Selitto also said PHH expects to renew a contract with New York-based Merrill Lynch, the biggest customer of its mortgage- outsourcing business, through 2015. Merrill, which Bank of America bought in January, has been a client for nine years. The contract calls for an automatic five-year renewal in 2010 so long as certain “quantifiable” hurdles, such as volumes, are surpassed, Bose George, an analyst in New York at KBW Inc. wrote in a report last month.

Bank of America has its own mortgage unit, which includes the operations of Countrywide Financial Corp. acquired in July, 2008. Selitto said Merrill’s brokers “are really strong supporters of the PHH relationship.”

Mortgage Paperwork

Merrill is among almost 50 mortgage-outsourcing clients of PHH that use the firm to provide customers with home loans under their own brands; PHH typically handles the approvals process, billing, collections and record-keeping. Customers include Charles Schwab Corp., UBS AG and First Horizon National Corp. The company is “about to sign another major institution,” Selitto said.

PHH originated almost $20 billion of mortgages in the first half of 2009 including $17.2 billion in its so-called retail channel, ranking 10th in terms of total volume as other lenders made more loans through brokers and correspondents, according to newsletter Inside Mortgage Finance. About 38 percent of the total stemmed from Realogy affiliates, according to an August securities filing.

Mark Panus, a spokesman for Realogy, and Dan Frahm, a spokesman for Charlotte, North Carolina-based Bank of America, declined to comment.

Outsourcing Clients

Last November, Pennant Capital Management LLC, PHH’s largest shareholder, said the company was in “peril” because of alleged mismanagement. This year, PHH’s board lost a bid to block Pennant from appointing two directors. CEO Terence Edwards then stepped down in June.

Selitto was an executive vice president at mortgage- software firm Ellie Mae. Previously, he founded an online home- equity lender bought by private-equity firm Lightyear Capital LLC in 2003, and earlier a mortgage insurer that merged to become Radian Group Inc.

PHH’s former parent, Cendant Corp., spun the company off in 2005, granting PHH a stake in its real-estate unit, which was later renamed Realogy. Apollo Management LP bought Realogy in 2007.

Profit at PHH plunged as the housing crunch took hold in 2006, with losses swelling to $254 million last year. A plan to sell the company to General Electric Co. and Blackstone Group LP announced in March 2007 collapsed the following January after Blackstone’s banks backed out.

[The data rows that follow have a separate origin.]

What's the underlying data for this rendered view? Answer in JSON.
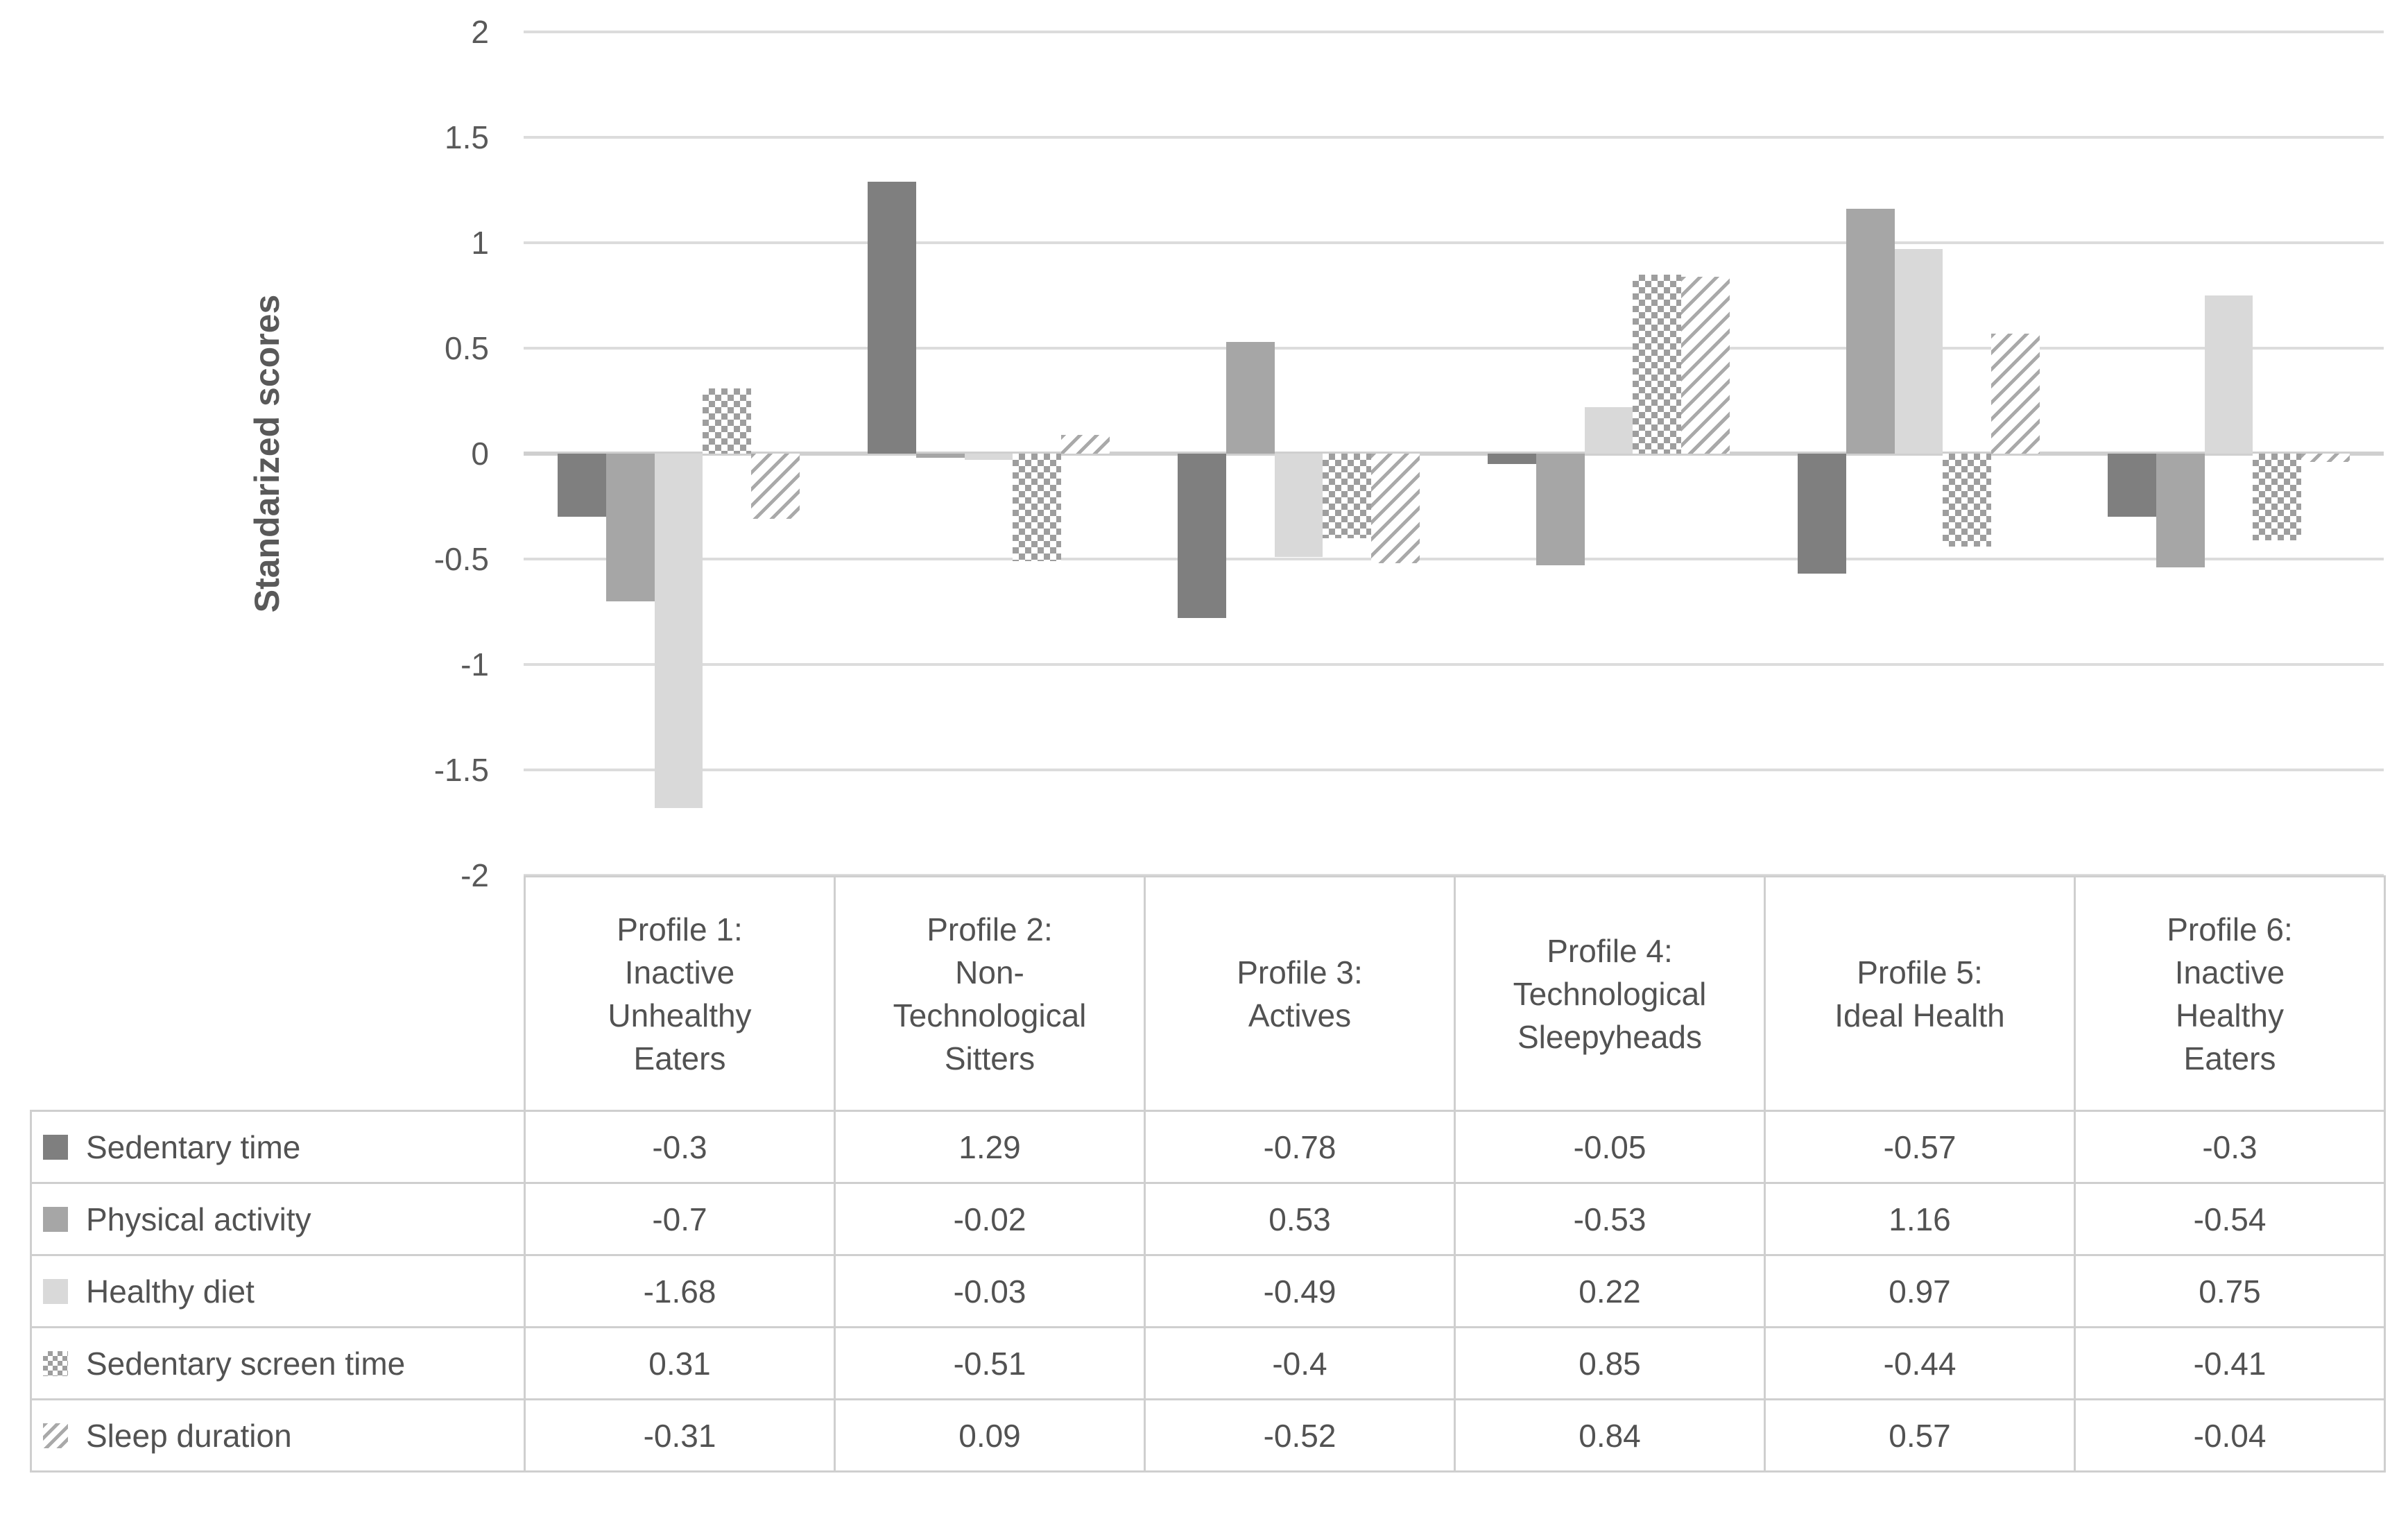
{
  "chart_data": {
    "type": "bar",
    "title": "",
    "ylabel": "Standarized scores",
    "xlabel": "",
    "ylim": [
      -2,
      2
    ],
    "ytick_step": 0.5,
    "ytick_labels": [
      "2",
      "1.5",
      "1",
      "0.5",
      "0",
      "-0.5",
      "-1",
      "-1.5",
      "-2"
    ],
    "grid": true,
    "legend_position": "data-table-left-column",
    "categories": [
      [
        "Profile 1:",
        "Inactive",
        "Unhealthy",
        "Eaters"
      ],
      [
        "Profile 2:",
        "Non-",
        "Technological",
        "Sitters"
      ],
      [
        "Profile 3:",
        "Actives"
      ],
      [
        "Profile 4:",
        "Technological",
        "Sleepyheads"
      ],
      [
        "Profile 5:",
        "Ideal Health"
      ],
      [
        "Profile 6:",
        "Inactive",
        "Healthy",
        "Eaters"
      ]
    ],
    "series": [
      {
        "name": "Sedentary time",
        "pattern": "solid",
        "color": "#7f7f7f",
        "values": [
          -0.3,
          1.29,
          -0.78,
          -0.05,
          -0.57,
          -0.3
        ]
      },
      {
        "name": "Physical activity",
        "pattern": "solid",
        "color": "#a6a6a6",
        "values": [
          -0.7,
          -0.02,
          0.53,
          -0.53,
          1.16,
          -0.54
        ]
      },
      {
        "name": "Healthy diet",
        "pattern": "solid",
        "color": "#d9d9d9",
        "values": [
          -1.68,
          -0.03,
          -0.49,
          0.22,
          0.97,
          0.75
        ]
      },
      {
        "name": "Sedentary screen time",
        "pattern": "checker",
        "color": "#9e9e9e",
        "values": [
          0.31,
          -0.51,
          -0.4,
          0.85,
          -0.44,
          -0.41
        ]
      },
      {
        "name": "Sleep duration",
        "pattern": "diagonal",
        "color": "#a9a9a9",
        "values": [
          -0.31,
          0.09,
          -0.52,
          0.84,
          0.57,
          -0.04
        ]
      }
    ]
  },
  "colors": {
    "background": "#ffffff",
    "axis_text": "#595959",
    "table_text": "#525252",
    "gridline": "#dcdcdc",
    "zero_line": "#cfcfcf",
    "table_border": "#cfcfcf"
  }
}
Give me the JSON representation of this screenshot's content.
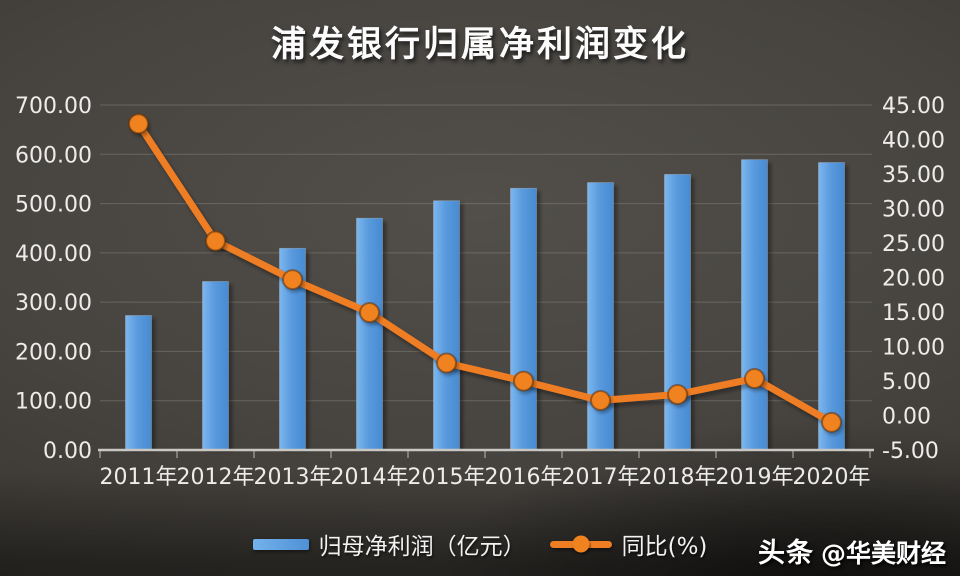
{
  "title": "浦发银行归属净利润变化",
  "watermark": {
    "brand": "头条",
    "handle": "@华美财经"
  },
  "colors": {
    "background_center": "#524f4b",
    "background_edge": "#292622",
    "bar_light": "#7cb7ee",
    "bar_main": "#5a9ade",
    "bar_dark": "#478bd1",
    "bar_outline": "rgba(255,255,255,0.25)",
    "line": "#ee7d23",
    "marker_fill": "#f0831f",
    "marker_rim": "rgba(96,48,8,0.55)",
    "axis_text": "#edecea",
    "gridline": "#8a857c",
    "axis_line": "#c9c7c3"
  },
  "chart_data": {
    "type": "bar",
    "subtype": "bar-line-combo",
    "title": "浦发银行归属净利润变化",
    "categories": [
      "2011年",
      "2012年",
      "2013年",
      "2014年",
      "2015年",
      "2016年",
      "2017年",
      "2018年",
      "2019年",
      "2020年"
    ],
    "series": [
      {
        "name": "归母净利润（亿元）",
        "type": "bar",
        "axis": "left",
        "values": [
          272.86,
          341.86,
          409.22,
          470.26,
          505.77,
          530.99,
          542.58,
          559.14,
          589.11,
          583.25
        ]
      },
      {
        "name": "同比(%)",
        "type": "line",
        "axis": "right",
        "values": [
          42.28,
          25.29,
          19.7,
          14.92,
          7.61,
          4.99,
          2.18,
          3.05,
          5.36,
          -0.99
        ]
      }
    ],
    "left_axis": {
      "min": 0,
      "max": 700,
      "step": 100,
      "tick_format": "0.00"
    },
    "right_axis": {
      "min": -5,
      "max": 45,
      "step": 5,
      "tick_format": "0.00"
    },
    "grid": true,
    "legend_position": "bottom"
  }
}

The stock, which sold for more than $31 in 2007, slid to $4.67 last November during the worst of the financial crisis. It traded for $16.36 at 12:14 p.m. in New York Stock Exchange composite trading, a gain of 29 percent for the year.

PHH may report a third-quarter loss of 22 cents a share next month as it writes down loan-servicing contracts to reflect lower interest rates, according to KBW’s George, who has an “outperform” rating on the shares.